The Siena College Research Institute poll released Monday also found 66 percent of New Yorkers agree with Attorney General Eric T. Schneiderman that online fantasy football games such as FanDuel and DraftKings are illegal gambling, rather than games of skill as the companies insist.
A court will soon decide if online fantasy sports that offer large cash prizes constitute illegal gambling. But even if the companies lose, legislators are already preparing bills that would allow the huge enterprise to continue in New York with regulation, like horse racing and the lottery.
The poll also found 52 percent of New York voters oppose allowing refugees from Syria, many of them Muslims, into the United States at this time. Seventy-eight percent of Republicans opposed allowing the refugees to enter the United States. Fifty percent of Democrats opposed allowing them in.
As for this historic period in New York politics, the poll found nearly 90 percent of voters said they are somewhat or very concerned about corruption in Albany. That’s about the same level as usual.
But the poll also showed 52 percent of voters didn’t follow the trials of former Senate Majority Leader Dean Skelos (R-Rockville Centre) and Assembly Speaker Sheldon Silver (D-Manhattan) closely or at all. Both were convicted on federal corruption charges in the last two weeks after extensive news coverage.
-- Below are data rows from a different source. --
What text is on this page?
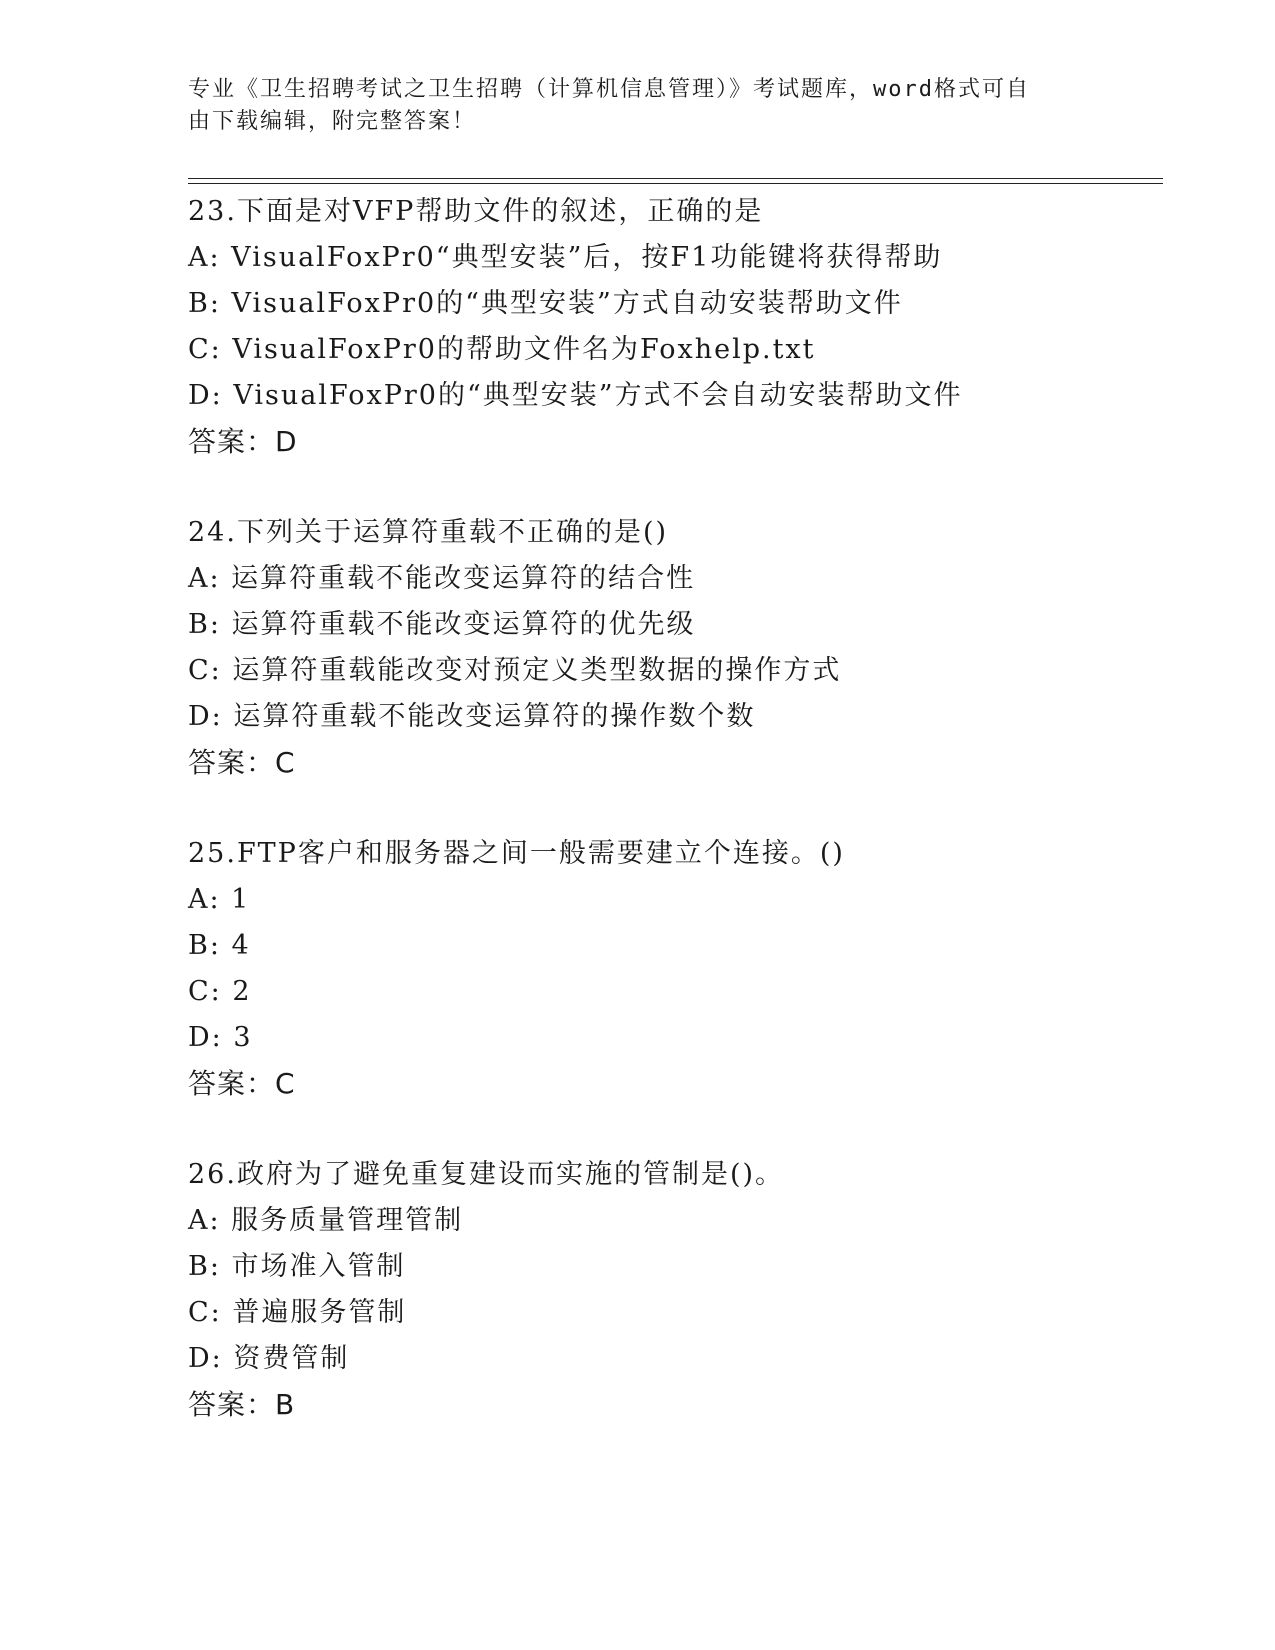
专业《卫生招聘考试之卫生招聘（计算机信息管理）》考试题库，word格式可自
由下载编辑，附完整答案！
23.下面是对VFP帮助文件的叙述，正确的是
A: VisualFoxPr0“典型安装”后，按F1功能键将获得帮助
B: VisualFoxPr0的“典型安装”方式自动安装帮助文件
C: VisualFoxPr0的帮助文件名为Foxhelp.txt
D: VisualFoxPr0的“典型安装”方式不会自动安装帮助文件
答案：D
24.下列关于运算符重载不正确的是()
A: 运算符重载不能改变运算符的结合性
B: 运算符重载不能改变运算符的优先级
C: 运算符重载能改变对预定义类型数据的操作方式
D: 运算符重载不能改变运算符的操作数个数
答案：C
25.FTP客户和服务器之间一般需要建立个连接。()
A: 1
B: 4
C: 2
D: 3
答案：C
26.政府为了避免重复建设而实施的管制是()。
A: 服务质量管理管制
B: 市场准入管制
C: 普遍服务管制
D: 资费管制
答案：B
Thirty percent of voters said they still didn’t know enough about Silver to have an opinion of him, although he was one of Albany’s most powerful political figures for 20 years.
The poll found 53 percent of voters didn’t know enough about Skelos to have an opinion of him. He and his son, Adam, were convicted Friday.
“People tend to focus on the issues that matter to them the most: Their kids’ education, parent’s health care, job, paying the rent or mortgage, etc.,” said pollster Steven Greenberg. “They also tend to pay attention to the big, global issues, like terrorism. . . . We also see this reflected in voting patterns. Fewer than half of eligible voters voted in the last gubernatorial election.”
The poll was conducted Dec. 6-10, ending just before the conviction of Skelos but after Silver’s conviction. The poll questioned 822 voters and has a margin of error of plus or minus 4 percentage points.